In this study, a hydrogen generation photocatalyst based on bismuth titanate (Bi₂Ti₂O₇ – BTO) modified with manganese (Mn) has been developed. Mn of varying weight percent was added to construct a modified BTO catalyst (Mn_BTO), in order to enhance the opto-electronic and photocatalytic hydrogen generation capabilities of the pristine BTO. The structural, morphological, and optical properties of the photocatalysts were evaluated by X-ray diffraction (XRD), scanning electron microscopy (SEM), transmission electron microscopy (TEM), and UV-visible spectrophotometry.

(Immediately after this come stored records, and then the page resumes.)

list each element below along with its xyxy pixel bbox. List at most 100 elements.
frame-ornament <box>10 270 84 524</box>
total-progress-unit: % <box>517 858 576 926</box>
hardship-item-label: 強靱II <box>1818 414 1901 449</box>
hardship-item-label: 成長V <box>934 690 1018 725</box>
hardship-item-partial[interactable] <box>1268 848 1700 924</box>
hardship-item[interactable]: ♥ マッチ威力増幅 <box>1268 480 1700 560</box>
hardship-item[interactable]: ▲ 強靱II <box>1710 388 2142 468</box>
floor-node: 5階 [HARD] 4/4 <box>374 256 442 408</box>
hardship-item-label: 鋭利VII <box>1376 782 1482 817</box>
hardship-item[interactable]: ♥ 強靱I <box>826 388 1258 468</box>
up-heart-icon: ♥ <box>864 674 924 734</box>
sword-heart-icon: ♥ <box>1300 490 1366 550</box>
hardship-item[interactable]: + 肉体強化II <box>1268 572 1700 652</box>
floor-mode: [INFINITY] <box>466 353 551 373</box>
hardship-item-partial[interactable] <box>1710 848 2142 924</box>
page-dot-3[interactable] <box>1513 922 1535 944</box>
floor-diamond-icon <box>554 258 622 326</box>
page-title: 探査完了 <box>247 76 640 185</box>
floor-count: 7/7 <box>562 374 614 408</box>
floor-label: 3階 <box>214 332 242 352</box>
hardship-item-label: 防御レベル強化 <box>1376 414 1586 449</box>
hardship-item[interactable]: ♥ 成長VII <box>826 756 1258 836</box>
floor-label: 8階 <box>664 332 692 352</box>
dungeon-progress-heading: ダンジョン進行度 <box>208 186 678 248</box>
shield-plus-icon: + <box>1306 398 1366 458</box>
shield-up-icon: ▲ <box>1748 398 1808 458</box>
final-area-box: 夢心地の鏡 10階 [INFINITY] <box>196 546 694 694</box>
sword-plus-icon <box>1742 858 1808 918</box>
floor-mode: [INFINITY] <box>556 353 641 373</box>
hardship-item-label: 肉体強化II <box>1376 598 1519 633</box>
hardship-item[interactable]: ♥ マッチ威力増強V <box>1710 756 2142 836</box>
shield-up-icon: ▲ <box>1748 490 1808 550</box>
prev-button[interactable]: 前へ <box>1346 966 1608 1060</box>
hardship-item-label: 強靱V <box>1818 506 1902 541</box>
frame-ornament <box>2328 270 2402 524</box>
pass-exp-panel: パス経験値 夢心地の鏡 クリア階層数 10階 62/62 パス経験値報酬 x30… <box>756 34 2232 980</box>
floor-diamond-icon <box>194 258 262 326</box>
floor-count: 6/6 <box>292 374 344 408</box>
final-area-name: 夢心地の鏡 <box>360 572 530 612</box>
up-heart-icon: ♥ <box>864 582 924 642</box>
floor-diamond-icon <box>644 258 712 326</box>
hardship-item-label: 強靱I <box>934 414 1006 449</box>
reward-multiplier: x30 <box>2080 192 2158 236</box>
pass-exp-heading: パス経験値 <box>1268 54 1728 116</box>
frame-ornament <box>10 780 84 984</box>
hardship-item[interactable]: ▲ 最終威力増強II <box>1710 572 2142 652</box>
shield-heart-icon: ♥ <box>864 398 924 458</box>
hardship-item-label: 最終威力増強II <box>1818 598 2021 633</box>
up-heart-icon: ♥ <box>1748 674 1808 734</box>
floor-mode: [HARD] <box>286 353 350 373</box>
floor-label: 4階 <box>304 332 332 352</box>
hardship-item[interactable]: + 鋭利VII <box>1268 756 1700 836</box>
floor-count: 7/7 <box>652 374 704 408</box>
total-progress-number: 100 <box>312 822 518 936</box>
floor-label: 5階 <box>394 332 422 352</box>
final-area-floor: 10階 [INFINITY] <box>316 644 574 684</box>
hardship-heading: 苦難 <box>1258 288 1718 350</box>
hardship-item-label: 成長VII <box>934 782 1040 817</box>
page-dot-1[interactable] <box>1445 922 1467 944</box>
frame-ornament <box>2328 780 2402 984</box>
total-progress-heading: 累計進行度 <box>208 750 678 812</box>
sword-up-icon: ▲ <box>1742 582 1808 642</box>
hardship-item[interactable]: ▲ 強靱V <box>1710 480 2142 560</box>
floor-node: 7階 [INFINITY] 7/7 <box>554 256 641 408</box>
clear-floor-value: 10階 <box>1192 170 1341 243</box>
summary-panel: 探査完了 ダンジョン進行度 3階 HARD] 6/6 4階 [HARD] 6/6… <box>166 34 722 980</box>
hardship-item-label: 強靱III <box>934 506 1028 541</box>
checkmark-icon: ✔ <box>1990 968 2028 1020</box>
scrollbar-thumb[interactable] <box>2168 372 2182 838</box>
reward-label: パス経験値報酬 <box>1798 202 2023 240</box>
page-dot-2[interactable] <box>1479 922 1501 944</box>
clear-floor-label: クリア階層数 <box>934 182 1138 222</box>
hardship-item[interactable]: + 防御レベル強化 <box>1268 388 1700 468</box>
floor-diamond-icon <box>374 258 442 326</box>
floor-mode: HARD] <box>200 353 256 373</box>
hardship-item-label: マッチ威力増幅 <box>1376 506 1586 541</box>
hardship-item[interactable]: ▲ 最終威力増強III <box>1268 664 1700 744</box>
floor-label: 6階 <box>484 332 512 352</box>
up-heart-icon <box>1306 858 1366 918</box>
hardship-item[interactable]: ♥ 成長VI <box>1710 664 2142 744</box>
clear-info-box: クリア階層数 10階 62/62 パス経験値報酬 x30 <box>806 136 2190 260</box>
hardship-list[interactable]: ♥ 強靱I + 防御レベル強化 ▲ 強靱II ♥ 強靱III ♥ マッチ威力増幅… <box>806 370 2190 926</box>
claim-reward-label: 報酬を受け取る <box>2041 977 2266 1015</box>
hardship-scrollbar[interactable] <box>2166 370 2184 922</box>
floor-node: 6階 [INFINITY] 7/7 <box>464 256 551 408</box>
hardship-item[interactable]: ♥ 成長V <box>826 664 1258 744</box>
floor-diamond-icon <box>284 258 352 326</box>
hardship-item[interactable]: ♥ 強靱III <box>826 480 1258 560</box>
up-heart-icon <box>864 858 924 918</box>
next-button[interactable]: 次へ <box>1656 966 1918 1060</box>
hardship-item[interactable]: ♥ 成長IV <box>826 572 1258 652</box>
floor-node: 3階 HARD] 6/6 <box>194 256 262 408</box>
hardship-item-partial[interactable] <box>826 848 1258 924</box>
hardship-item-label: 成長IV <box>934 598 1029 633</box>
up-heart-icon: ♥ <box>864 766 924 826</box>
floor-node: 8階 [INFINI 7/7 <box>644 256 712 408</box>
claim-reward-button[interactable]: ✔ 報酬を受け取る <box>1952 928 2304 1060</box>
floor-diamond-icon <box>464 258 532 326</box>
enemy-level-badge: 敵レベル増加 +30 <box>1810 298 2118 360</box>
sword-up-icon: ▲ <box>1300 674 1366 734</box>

The XRD, SEM, and TEM analyses indicate the formation of the pyrochlore BTO phase with particles of dimensions 30 ± 10 nm. The UV-visible study revealed a reduction in the bandgap of Mn_BTO and enhanced absorption in the visible range, compared to the pristine BTO. The catalyst was optimized for maximum hydrogen generation from a water–methanol (sacrificial electron donor) system in a slurry reactor. The photocatalytic hydrogen evolution studies indicate that the Mn_BTO with up to 1 wt% Mn facilitates an optimal 140% increase in the hydrogen yield. The role of formic acid and formaldehyde as additives in photocatalytic hydrogen evolution has also been examined. The effect of Mn content, mechanistic overview, and reusability of the catalyst are discussed.